(München, 21. Dezember 2010) Ein einziger Ton und alles
ist anders an diesem Abend. Wenn Jonas Kaufmann als Florestan
sein "Gott" zu Beginn des zweiten Teils aus der Tiefe des
Herzens und der Unhörbarkeit heraus ins leuchtende Fortissimo
steigert, bekommt man bei der Premiere von Beethovens "Fidelio"
in der Bayerischen Staatsoper das erste Mal eine Gänsehaut.

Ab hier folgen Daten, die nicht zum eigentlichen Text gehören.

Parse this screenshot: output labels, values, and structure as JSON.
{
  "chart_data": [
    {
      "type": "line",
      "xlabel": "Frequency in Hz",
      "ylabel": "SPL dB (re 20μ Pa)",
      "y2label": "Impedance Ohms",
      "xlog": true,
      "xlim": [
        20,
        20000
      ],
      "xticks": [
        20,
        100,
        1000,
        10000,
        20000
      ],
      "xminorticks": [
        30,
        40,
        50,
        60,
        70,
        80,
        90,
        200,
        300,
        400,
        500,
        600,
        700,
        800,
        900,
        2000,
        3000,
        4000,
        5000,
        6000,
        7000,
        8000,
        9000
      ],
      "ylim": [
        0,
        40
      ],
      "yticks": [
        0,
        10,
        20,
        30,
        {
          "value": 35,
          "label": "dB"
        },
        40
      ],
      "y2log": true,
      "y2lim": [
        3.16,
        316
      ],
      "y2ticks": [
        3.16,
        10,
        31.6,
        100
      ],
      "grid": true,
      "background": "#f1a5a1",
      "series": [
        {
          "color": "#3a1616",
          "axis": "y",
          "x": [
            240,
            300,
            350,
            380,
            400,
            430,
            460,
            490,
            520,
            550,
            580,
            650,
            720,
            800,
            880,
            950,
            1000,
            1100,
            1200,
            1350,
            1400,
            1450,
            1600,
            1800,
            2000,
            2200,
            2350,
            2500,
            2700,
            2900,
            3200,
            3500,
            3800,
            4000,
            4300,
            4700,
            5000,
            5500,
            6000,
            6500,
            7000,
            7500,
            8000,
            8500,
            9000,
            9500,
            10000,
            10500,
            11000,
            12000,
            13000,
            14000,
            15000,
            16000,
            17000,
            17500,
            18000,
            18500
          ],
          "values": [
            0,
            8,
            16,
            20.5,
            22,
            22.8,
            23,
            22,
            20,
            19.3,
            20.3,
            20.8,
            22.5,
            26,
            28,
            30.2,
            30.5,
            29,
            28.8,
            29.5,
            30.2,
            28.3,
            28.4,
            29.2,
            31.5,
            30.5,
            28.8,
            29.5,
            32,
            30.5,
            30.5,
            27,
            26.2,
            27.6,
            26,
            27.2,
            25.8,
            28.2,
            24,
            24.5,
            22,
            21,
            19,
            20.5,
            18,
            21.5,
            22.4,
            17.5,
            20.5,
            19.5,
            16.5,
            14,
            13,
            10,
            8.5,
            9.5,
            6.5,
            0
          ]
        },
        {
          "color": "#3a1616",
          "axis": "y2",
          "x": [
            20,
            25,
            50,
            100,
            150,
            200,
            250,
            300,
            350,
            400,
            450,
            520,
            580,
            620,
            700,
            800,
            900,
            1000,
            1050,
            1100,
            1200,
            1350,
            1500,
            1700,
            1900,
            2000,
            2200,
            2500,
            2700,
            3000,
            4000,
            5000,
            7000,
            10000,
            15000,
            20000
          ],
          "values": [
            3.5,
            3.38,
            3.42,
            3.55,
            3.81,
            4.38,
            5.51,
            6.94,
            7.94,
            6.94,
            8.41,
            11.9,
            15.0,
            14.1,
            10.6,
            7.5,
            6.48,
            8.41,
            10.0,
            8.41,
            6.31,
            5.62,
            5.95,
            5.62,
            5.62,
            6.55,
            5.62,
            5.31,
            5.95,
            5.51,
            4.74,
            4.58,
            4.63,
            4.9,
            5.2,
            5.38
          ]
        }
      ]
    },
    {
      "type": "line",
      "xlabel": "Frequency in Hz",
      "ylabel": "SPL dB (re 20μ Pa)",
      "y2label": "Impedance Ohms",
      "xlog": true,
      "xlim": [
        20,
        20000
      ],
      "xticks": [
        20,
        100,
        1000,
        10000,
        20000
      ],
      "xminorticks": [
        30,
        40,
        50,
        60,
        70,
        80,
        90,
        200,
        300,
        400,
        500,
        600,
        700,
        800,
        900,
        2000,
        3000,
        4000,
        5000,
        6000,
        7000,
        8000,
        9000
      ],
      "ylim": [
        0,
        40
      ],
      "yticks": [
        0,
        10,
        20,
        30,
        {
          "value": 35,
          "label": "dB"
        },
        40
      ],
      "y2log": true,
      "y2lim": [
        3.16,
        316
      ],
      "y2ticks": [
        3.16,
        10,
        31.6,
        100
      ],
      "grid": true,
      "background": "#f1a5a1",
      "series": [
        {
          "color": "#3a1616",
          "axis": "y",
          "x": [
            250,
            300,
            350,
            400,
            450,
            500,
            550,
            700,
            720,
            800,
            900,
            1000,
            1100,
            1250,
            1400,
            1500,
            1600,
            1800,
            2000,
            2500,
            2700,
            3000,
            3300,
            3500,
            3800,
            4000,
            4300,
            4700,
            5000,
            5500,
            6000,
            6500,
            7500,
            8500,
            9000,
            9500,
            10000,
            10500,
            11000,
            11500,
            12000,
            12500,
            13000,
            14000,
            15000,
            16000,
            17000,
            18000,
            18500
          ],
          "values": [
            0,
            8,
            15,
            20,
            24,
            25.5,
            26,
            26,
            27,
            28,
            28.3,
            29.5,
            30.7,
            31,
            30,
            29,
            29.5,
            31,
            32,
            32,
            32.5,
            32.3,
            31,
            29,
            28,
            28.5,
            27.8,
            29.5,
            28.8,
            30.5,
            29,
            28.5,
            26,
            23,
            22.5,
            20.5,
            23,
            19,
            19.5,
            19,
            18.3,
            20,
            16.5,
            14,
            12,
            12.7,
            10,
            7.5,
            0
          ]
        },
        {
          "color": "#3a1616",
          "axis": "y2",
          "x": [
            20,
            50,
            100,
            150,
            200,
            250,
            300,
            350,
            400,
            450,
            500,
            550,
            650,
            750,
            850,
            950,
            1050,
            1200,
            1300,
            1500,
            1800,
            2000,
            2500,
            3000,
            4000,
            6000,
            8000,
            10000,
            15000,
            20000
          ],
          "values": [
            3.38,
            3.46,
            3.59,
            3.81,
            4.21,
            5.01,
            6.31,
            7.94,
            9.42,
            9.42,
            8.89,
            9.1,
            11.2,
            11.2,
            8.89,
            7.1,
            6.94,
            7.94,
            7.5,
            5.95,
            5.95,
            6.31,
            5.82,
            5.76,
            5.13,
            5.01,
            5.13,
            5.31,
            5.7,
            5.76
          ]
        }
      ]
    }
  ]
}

Kaufmann ist es, der mit der Wandelbarkeit und Ausdruckskraft
seines ebenso kernigen, in der Höhe strahlenden und im Piano der
Mittellage und der Tiefe wunderbar verschatteten Tenors, vor
allem aber auch durch sein faszinierendes Spiel den Abend zum
Ereignis werden lässt.
Wie er traumatisiert nach seiner Arie
zusammengekauert den Kopf mehrfach auf den Boden schlägt; wie er
sich widerstrebend an Beinen oder den gefesselten Armen immer
wieder singend über die Bühne zerren lässt; wie er sich
zwanghaft wie ein Tier, das sich putzt, die Haare hektisch aus
dem Gesicht kämmt; wie er am Ende scheinbar leblos
zusammenbricht, als ein Schuss fällt - all das ist große
Sing-Schauspiel-Kunst.
Im zweiten Akt läuft auch
die anfangs wenig inspirierte Regie von Calixto Bieito, der den
musikdramaturgisch problematischen ersten Akt nicht wirklich in
den Griff bekam, zu Hochform auf: Rocco ist hier kein Gutmensch,
der Florestan seine letzten Stunden erleichtern will. Vielmehr
ist er drauf und dran, ihn umzubringen, nachdem er ihm statt des
ersehnten Wassers fast mit Hochprozentigem zum Ersticken
gebracht hat. Leonore ist die einzige, die noch Menschlichkeit
zeigt, aber auch verzweifelten Mut: Dann schlägt sie Pizarro mit
der Schnapsflasche k.o. und schüttet ihm Säure ins Gesicht. Anja
Kampes "Töt' erst sein Weib!" ist markerschütternder,
existentieller Schrei und die "Namenlose Freude" Irritation -
während Leonore im blauen Kleid wieder zur Frau wird, sie im
Gegenzug Florestan mit ihren Männerkleidern ausstattet.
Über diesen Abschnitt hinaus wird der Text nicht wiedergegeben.